Copy-paste notes: If your chronic migraine note is identical to the last three visits, reviewers question whether the patient actually has chronic migraine or whether you're just not documenting properly.

Building an Approvable Prior Authorization Record

Smart migraine documentation starts at the first visit, not when you're ready to prescribe an expensive medication.

From the initial diagnosis, document migraine characteristics using ICHD criteria. This establishes diagnostic credibility.

At each follow-up, document specific headache frequency that month. This creates a longitudinal record proving chronic migraine diagnosis.

When starting preventive medications, document the specific drug, target dose, expected timeline for benefit (usually 6-8 weeks), and plan for assessing effectiveness.

When discontinuing preventive medications, document the specific reason: lack of efficacy after adequate trial (specify duration) or intolerable side effects (specify which ones and impact on patient).
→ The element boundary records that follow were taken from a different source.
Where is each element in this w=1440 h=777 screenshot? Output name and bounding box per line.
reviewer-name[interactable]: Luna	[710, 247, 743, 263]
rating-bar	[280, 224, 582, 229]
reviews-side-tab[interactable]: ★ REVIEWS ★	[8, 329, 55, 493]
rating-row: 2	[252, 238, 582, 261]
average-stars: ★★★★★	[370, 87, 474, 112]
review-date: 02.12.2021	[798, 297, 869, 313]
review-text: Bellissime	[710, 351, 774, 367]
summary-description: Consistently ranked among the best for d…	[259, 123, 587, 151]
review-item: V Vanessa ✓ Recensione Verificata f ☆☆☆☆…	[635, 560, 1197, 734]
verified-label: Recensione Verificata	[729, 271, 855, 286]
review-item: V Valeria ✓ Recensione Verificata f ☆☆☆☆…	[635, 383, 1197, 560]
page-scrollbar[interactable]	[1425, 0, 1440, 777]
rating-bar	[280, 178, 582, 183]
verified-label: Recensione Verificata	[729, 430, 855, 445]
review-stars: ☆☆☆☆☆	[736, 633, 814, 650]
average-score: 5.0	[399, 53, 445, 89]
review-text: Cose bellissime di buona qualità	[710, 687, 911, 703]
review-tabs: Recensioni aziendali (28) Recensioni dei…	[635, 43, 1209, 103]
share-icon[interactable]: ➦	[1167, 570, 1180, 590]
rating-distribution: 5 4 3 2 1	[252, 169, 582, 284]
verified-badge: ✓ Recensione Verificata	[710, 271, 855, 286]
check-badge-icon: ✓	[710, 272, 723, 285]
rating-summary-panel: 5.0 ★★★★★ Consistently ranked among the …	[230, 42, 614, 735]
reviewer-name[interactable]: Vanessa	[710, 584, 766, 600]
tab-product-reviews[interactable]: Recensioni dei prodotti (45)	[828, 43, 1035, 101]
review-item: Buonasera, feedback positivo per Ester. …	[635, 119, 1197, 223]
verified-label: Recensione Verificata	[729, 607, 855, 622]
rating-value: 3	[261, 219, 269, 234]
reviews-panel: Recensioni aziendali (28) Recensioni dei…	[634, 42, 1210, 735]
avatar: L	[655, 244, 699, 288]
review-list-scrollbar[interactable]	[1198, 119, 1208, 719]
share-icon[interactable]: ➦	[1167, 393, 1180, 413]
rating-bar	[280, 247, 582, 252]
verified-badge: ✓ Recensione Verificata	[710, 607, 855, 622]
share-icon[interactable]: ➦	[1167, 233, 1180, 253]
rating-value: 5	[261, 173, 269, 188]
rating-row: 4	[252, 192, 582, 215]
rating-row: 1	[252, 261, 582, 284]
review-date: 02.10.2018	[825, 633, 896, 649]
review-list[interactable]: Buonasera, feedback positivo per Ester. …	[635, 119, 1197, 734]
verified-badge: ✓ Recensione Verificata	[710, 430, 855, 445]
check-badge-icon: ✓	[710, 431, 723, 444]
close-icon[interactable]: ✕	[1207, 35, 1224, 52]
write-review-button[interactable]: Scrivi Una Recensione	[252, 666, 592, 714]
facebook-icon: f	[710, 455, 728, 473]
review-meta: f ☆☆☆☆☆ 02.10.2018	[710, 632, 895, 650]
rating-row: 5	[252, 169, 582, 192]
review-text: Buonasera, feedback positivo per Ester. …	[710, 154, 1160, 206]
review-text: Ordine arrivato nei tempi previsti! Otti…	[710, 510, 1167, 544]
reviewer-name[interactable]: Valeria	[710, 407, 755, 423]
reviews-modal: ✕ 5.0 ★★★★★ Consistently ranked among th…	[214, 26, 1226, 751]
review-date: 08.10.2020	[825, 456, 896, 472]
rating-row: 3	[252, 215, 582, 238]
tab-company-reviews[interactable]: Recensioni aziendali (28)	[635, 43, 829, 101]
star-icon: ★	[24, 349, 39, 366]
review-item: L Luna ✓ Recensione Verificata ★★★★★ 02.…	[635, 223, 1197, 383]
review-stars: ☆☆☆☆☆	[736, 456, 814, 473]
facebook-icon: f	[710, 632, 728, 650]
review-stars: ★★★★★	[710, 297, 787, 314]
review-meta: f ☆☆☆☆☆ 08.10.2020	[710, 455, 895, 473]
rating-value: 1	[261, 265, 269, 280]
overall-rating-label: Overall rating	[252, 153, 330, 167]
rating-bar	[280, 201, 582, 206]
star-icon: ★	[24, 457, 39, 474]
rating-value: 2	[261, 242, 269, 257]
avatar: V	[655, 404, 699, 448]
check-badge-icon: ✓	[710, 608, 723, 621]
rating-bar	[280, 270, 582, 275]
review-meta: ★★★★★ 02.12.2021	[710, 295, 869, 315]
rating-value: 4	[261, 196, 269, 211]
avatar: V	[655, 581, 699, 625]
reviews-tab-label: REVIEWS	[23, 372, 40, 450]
Throughout treatment, document functional impact: work absences, activity limitations, quality of life impairment. MIDAS scores provide objective measurement.

By the time you're ready to request a CGRP inhibitor or referral to neurology, you have a documented story showing: confirmed migraine diagnosis, chronic pattern established over time, systematic trials of appropriate preventive medications, documented functional disability despite treatment attempts.
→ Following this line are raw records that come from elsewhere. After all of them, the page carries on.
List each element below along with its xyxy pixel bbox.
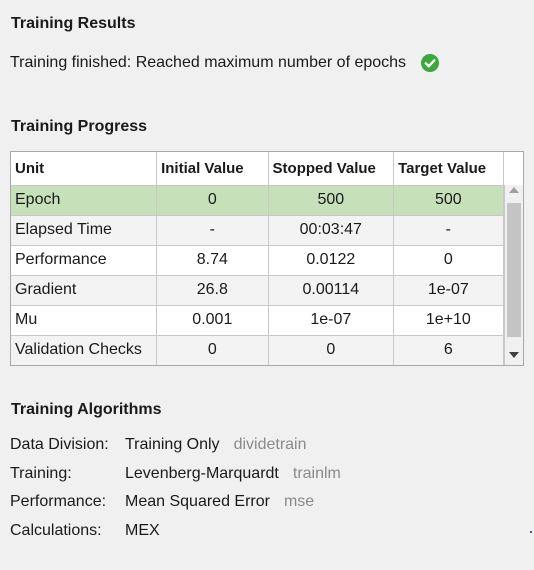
training-algorithms-title: Training Algorithms bbox=[11, 401, 162, 418]
table-cell-target: 6 bbox=[393, 335, 504, 365]
table-cell-stopped: 0.0122 bbox=[268, 245, 395, 276]
table-row-elapsed-time[interactable]: Elapsed Time - 00:03:47 - bbox=[11, 215, 523, 246]
edge-marker bbox=[530, 531, 532, 533]
column-header-stopped-value[interactable]: Stopped Value bbox=[268, 152, 395, 186]
table-cell-unit: Mu bbox=[11, 305, 158, 336]
algorithm-function: trainlm bbox=[292, 465, 341, 482]
algorithm-value: MEX bbox=[125, 522, 160, 539]
algorithm-value-group: Mean Squared Error mse bbox=[125, 493, 314, 511]
table-cell-target: - bbox=[393, 215, 504, 246]
column-header-initial-value[interactable]: Initial Value bbox=[156, 152, 269, 186]
table-cell-target: 0 bbox=[393, 245, 504, 276]
table-cell-stopped: 00:03:47 bbox=[268, 215, 395, 246]
table-cell-stopped: 1e-07 bbox=[268, 305, 395, 336]
table-row-mu[interactable]: Mu 0.001 1e-07 1e+10 bbox=[11, 305, 523, 336]
training-results-title: Training Results bbox=[11, 15, 136, 32]
table-header-row: Unit Initial Value Stopped Value Target … bbox=[11, 152, 523, 186]
table-row-gradient[interactable]: Gradient 26.8 0.00114 1e-07 bbox=[11, 275, 523, 306]
algorithm-function: dividetrain bbox=[233, 436, 307, 453]
training-status: Training finished: Reached maximum numbe… bbox=[10, 54, 440, 72]
algorithm-label: Calculations: bbox=[10, 522, 102, 539]
table-cell-target: 1e+10 bbox=[393, 305, 504, 336]
algorithm-value: Levenberg-Marquardt bbox=[125, 465, 279, 482]
table-row-epoch[interactable]: Epoch 0 500 500 bbox=[11, 185, 523, 216]
table-cell-unit: Elapsed Time bbox=[11, 215, 158, 246]
column-header-target-value[interactable]: Target Value bbox=[393, 152, 504, 186]
table-row-performance[interactable]: Performance 8.74 0.0122 0 bbox=[11, 245, 523, 276]
column-header-filler bbox=[503, 152, 523, 186]
algorithm-value-group: Training Only dividetrain bbox=[125, 436, 307, 454]
table-cell-stopped: 500 bbox=[268, 185, 395, 216]
status-text: Training finished: Reached maximum numbe… bbox=[10, 54, 407, 71]
table-cell-unit: Epoch bbox=[11, 185, 158, 216]
table-scrollbar[interactable] bbox=[504, 185, 523, 365]
algorithm-function: mse bbox=[283, 493, 315, 510]
table-cell-stopped: 0.00114 bbox=[268, 275, 395, 306]
table-cell-target: 500 bbox=[393, 185, 504, 216]
table-cell-stopped: 0 bbox=[268, 335, 395, 365]
scroll-up-arrow-icon[interactable] bbox=[509, 187, 519, 193]
scroll-down-arrow-icon[interactable] bbox=[509, 352, 519, 358]
table-cell-initial: 8.74 bbox=[156, 245, 269, 276]
table-cell-target: 1e-07 bbox=[393, 275, 504, 306]
table-cell-initial: 0.001 bbox=[156, 305, 269, 336]
table-cell-initial: 0 bbox=[156, 335, 269, 365]
training-progress-table: Unit Initial Value Stopped Value Target … bbox=[10, 151, 524, 366]
algorithm-value-group: Levenberg-Marquardt trainlm bbox=[125, 465, 341, 483]
algorithm-value: Mean Squared Error bbox=[125, 493, 270, 510]
algorithm-label: Training: bbox=[10, 465, 72, 482]
algorithm-value: Training Only bbox=[125, 436, 220, 453]
table-cell-unit: Gradient bbox=[11, 275, 158, 306]
training-progress-title: Training Progress bbox=[11, 118, 148, 135]
table-row-validation-checks[interactable]: Validation Checks 0 0 6 bbox=[11, 335, 523, 365]
algorithm-value-group: MEX bbox=[125, 522, 160, 540]
table-cell-initial: 26.8 bbox=[156, 275, 269, 306]
table-cell-unit: Performance bbox=[11, 245, 158, 276]
column-header-unit[interactable]: Unit bbox=[11, 152, 158, 186]
table-cell-initial: 0 bbox=[156, 185, 269, 216]
algorithm-label: Data Division: bbox=[10, 436, 109, 453]
table-cell-unit: Validation Checks bbox=[11, 335, 158, 365]
table-cell-initial: - bbox=[156, 215, 269, 246]
scroll-thumb[interactable] bbox=[507, 203, 521, 337]
algorithm-label: Performance: bbox=[10, 493, 107, 510]
check-circle-icon bbox=[421, 54, 440, 72]
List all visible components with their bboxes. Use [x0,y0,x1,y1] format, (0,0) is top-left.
This documentation framework makes prior authorizations straightforward rather than battles.

How to Document Migraine Characteristics Properly

The International Headache Society's ICHD-3 criteria provide the diagnostic framework. Your documentation should reflect these elements:

For migraine without aura, document at least two of these characteristics: unilateral location, pulsating quality, moderate-to-severe intensity, aggravation by routine physical activity.

Plus document at least one of: nausea/vomiting, photophobia and phonophobia.
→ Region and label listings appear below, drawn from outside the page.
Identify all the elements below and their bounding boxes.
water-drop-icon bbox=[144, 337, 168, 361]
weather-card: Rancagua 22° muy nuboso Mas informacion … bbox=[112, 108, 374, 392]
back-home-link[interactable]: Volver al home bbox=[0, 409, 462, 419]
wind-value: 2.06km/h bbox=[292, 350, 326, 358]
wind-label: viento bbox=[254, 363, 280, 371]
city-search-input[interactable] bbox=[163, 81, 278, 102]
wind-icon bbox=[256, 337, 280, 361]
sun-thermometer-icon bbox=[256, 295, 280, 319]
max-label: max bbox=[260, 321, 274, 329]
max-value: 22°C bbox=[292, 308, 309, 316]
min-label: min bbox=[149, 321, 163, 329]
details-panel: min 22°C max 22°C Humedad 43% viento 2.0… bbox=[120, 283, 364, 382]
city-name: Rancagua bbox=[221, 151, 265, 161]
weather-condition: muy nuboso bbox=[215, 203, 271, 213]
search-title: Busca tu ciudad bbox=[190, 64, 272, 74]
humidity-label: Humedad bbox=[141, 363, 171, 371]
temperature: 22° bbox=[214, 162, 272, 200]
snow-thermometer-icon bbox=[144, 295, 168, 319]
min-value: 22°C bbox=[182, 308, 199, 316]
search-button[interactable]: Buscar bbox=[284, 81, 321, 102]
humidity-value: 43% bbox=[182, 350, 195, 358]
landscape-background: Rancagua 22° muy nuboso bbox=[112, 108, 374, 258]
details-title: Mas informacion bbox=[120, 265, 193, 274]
Duration: 4-72 hours when untreated or unsuccessfully treated.

Don't just write "patient has migraine headaches." Describe: "Patient reports unilateral throbbing headaches, moderate to severe intensity (7/10), lasting 8-12 hours, aggravated by physical activity, associated with nausea and sensitivity to light and sound."

This documentation makes the diagnosis defensible and gives insurance reviewers confidence that you've made an appropriate diagnosis rather than treating non-specific headaches with expensive migraine medications.

When Documentation Supports Imaging Decisions

Not every migraine patient needs an MRI, but some do. Your documentation should show appropriate decision-making.

Document red flag features when present: new headache after age 50, sudden severe "thunderclap" onset, progressive worsening, neurological symptoms, papilledema, systemic symptoms like fever or weight loss.

When red flags are present, document them clearly and explain why imaging is indicated.

When red flags are absent but you're ordering imaging anyway (patient anxiety, atypical features, refractory to treatment), document your clinical reasoning.

When not ordering imaging despite patient request, document why: typical migraine presentation, normal neurological exam, no concerning features, appropriate to treat empirically.

Good documentation supports whatever clinical decision you make—whether that's ordering imaging or appropriately not ordering it.

Final Thoughts

Migraine documentation requires more strategy than most other conditions because so much depends on it—prior authorizations, imaging approvals, specialist referrals, even disability claims.

The clinical care is often straightforward: diagnose migraine, try preventive medications systematically, escalate when needed.

But the documentation needs to tell a complete story that justifies each step in the treatment progression.

Start with clear diagnostic documentation using ICHD criteria. Track frequency precisely. Document functional impact quantitatively. Record medication trials with specific details about dosing, duration, and outcomes.

By the time you need prior authorization for an expensive treatment, the documentation trail should make approval obvious rather than requiring lengthy appeals.

Whether you document manually or use SOAP Notes Doctor, the goal is the same: capture the clinical reality in a format that supports the care your patients need.